People connected with the buildings on 306 North Spring St. and 218 North Spring St. have submitted a demolition permit to the city’s Development Services Department, according to City Attorney Ben Logan.

Shelton confirmed to the Daily Journal that he is selling the property on 306 North Spring Street this week to Bill Simpson, who will now be responsible for its future.

Shelton still owns the building on 218 North Spring Street, and he’s facing a deadline to either sell the property or demolish the building himself. The building, commonly referred to as the old Jefferson Davis Hotel, has some historic value and is a notable building in the area.

The former mayor said he's spoken with someone interested in purchasing the former hotel, but nothing concrete has happened yet. Shelton’s ultimate goal is to sell the property. If he is unable to find a buyer, he said he will demolish the property on his own.

“I don’t want to fight with the city on this,” Shelton said.

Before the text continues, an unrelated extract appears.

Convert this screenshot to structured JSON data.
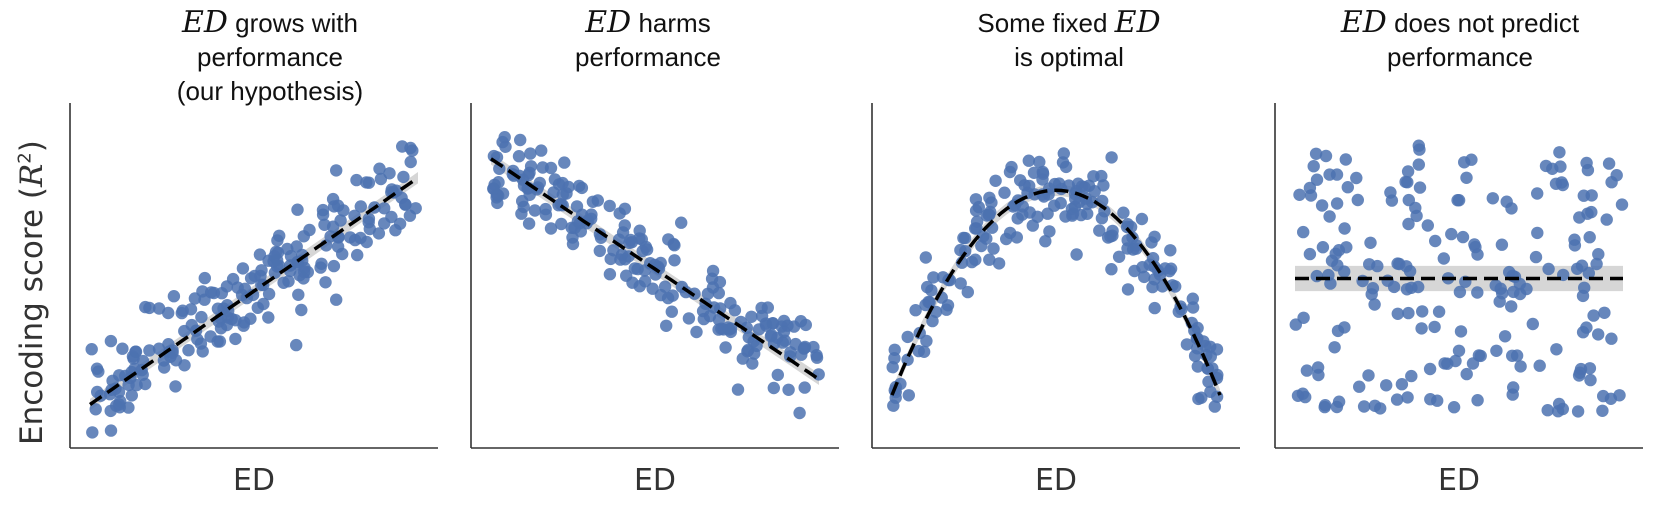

Shelton initially appealed the October condemnation order to the city's license commission on the basis that the city was acting outside its legal authority, but that appeal has been postponed indefinitely, according to a press release from City Hall.

Shelton does not contest that the buildings are in disrepair, but believes the buildings are worth preserving. He has also maintained that the current mayoral administration is targeting him politically with the condemnation orders.

“It’s beneath the dignity of the city to do something like this,” Shelton said.

Though he wasn't on the ballot during this year's mayoral election, the former Democratic mayor frequently criticized then-candidate Todd Jordan, a Republican, on social media. Shelton also endorsed Jordan’s opponent.

Logan said that the city’s primary concern is the safety of the public, but he wants to find a solution that both the city and Shelton can agree on.

On Oct. 8, the city sent Shelton a condemnation order for both properties and ordered him to demolish the structures on them, plus remove all debris by Nov. 8. The city also ordered that no one can occupy the property, though no one actually occupied the property for some time.

Although the city has condemned the properties, it does not yet have the legal authority to tear the buildings down. State law requires the city hold a public hearing before the properties are demolished to give homeowners a chance to contest the city’s order.

Logan said that the buildings are currently on the city’s blight review list, and the City Council could vote to tear the buildings down at the beginning of 2022.

Correction: A previous version of this article incorrectly identified the status of the the two properties. Bill Simpson is purchasing 306 North Spring Street this week, and Shelton still owns 218 North Spring Street, commonly referred to as the old Jefferson Davis Hotel.